She’s the girl with abs of steel and legs every girl dreams of having.
Meet Kirsty Godso, Nike Master Trainer and the lady behind those workouts on the Nike training app that leaves you dripping with sweat and cursing at your phone.
New Zealand born and well traveled, running high-intensity Nike Training Club classes world wide; Kirsty endorses a message of go hard or go home and you only need to do one workout with her to realise she means business. After working out with her in Sydney earlier this month, I can tell you now that if you haven’t signed up to the NTC tour, you don’t want to miss working out with this babe in person – she will leave you feeling strong, empowered and on top of your game. Read on to get to know this fit chick, how to get killer legs, and what keeps her motivated.
1. How did you score this dream gig as Nikes Master Trainer?
I was discovered by Nike teaching high-intensity workouts in my local gym in Auckland, New Zealand. From there I became an NTC Trainer (Nike Training Club) and worked my way to being a Nike Master Trainer. It really is a dream come true.
2. What’s your favourite Nike Training Club workout?
Argh I can’t pick just one so here are my top 5:
Zoom Fast, Total Body Sculpting, Cardio Hustle, Gladiator and Zoom in 10!
3. Take us through a day in the life of…
Every day is a little different for me depending on what workouts I am teaching that day or who I am training but if it doesn’t start with an early morning workout, first up on the agenda is eggs, avocado and black coffee! Then usually I will do emails and programming before doing a weights session at the gym mid morning before training girls at NTC at lunch. In the afternoon I ideally get in an endurance training session or HIIT workout for myself before training others again at night time. I travel a lot for my job so every day is different which I love but generally each day for me must include two workouts, good food filled with protein and healthy fats, a lot of laughing and some good hip hop music.
4.What does a day on your plate look like?

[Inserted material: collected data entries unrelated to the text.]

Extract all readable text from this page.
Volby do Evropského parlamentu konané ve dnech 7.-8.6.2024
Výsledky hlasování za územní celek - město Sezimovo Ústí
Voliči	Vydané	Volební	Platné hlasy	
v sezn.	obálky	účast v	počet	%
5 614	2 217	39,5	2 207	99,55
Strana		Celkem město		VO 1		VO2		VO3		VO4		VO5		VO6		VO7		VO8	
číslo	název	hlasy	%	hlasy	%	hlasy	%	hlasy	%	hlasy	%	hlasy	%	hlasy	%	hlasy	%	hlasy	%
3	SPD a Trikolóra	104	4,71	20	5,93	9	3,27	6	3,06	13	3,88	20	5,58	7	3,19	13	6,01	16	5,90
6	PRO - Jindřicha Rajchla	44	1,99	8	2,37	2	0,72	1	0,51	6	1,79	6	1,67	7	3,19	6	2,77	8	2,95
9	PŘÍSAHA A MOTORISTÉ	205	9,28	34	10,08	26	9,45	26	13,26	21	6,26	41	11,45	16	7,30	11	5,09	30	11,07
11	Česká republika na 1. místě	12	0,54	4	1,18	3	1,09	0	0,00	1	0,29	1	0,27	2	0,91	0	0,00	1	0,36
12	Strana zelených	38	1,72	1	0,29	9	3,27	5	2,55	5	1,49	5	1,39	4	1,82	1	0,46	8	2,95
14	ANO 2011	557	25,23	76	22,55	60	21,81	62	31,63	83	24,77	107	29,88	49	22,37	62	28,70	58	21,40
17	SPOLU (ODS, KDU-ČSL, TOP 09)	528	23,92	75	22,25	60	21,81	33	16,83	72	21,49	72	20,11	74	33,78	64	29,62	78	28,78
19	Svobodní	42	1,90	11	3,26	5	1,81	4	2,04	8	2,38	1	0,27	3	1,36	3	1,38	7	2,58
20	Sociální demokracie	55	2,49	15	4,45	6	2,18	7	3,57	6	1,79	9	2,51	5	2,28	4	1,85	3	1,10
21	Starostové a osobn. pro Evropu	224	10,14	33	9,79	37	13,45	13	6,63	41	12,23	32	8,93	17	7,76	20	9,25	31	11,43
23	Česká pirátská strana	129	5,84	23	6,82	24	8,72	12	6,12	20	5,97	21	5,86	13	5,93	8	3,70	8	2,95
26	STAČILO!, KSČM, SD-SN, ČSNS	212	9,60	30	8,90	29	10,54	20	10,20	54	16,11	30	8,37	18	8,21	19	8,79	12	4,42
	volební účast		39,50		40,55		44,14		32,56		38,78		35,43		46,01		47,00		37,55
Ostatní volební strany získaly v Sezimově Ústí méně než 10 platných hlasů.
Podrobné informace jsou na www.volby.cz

Breakfast: 3 eggs scrambled with fresh parsley, spinach, cherry tomatoes, chili and avocado + a black coffee and water
Lunch: Chicken or salmon with a big fresh salad – I love to make these at home + water
Snacks: Raw nuts and blueberries
Post workout protein shake
Dinner: I like to mix up my proteins at dinner between chicken, steak, fish or lamb with fresh salads and in season vegetables.
5. Pre and post workout you eat/drink?
Pre workout I don’t take anything or eat too close before a workout, I just make sure I’m well hydrated. Post workout I have a scoop of NAR Labs 100% hydrolyzed whey protein isolate mixed with 250ml of water. This is my favourite protein by far and I have tried a lot!
6. One thing I really want to know is what are the best exercises to tone the inner thighs of your legs, without bulking?
I am constantly trying to reassure women that they won’t bulk up by training with weights! It is actually the type of training that will give your body the greatest results, especially if you’re after lean, toned legs! My favourite exercises to target the inner thigh are:
Box Step Ups with dumbbells: make sure you pick a box that is a comfortable challenge for you to step up onto and drive the other knee up into the air then lower that leg back down to the floor followed by the standing leg slowly with control so the decline is like a single leg squat.
Plie front squats: Place both heels together on top of a weight plate or riser with toes turned out and hold a weight (kettlebell or dumbbell) on your chest. Keeping your chest lifted, lower right down with control so your hamstrings touch your calves with your knees tracking out and then explosively drive back up to the top of the move.
7. What keeps you motivated?
Fitness is my true passion, it really is my heart and soul so there is rarely a day where I don’t feel motivated to be moving. The biggest motivational drivers for me are working towards my goals – I always have goals that I am chasing and never just one at a time, trying new types of workouts and challenges, and seeing progress with the people that I train. There is nothing more satisfying than helping someone grow more confidence with themselves and achieving things they thought were impossible.
8. What’s the best exercise(s) for killer abs like yours.
My favourite way to train abs is actually through my weight training exercises like Pull-ups, Front Squats, Weighted Pushups. I think a lot of people still think they need to do endless crunches and hovers to work on their core but actually if you have a well rounded weights program you are working your core the entire time!
9. Favourite City to work out in?
New York City! My best friend Georgia lives there and it’s my favourite time of the year when I stay with her and we do a workout week where we go to all my favourite gyms in NYC and she takes me to new places she has tried or heard of. The energy there is amazing, people are there to work hard which I love! There are so many great gyms to experience that you will never get bored or lack motivation to workout.
10. Best advice you have been given?
Run your own race! Don’t waste time or energy comparing yourself to other people. We are all beautifully different and should embrace our individual qualities. Focus on yourself and your own goals and you will achieve much more and much faster!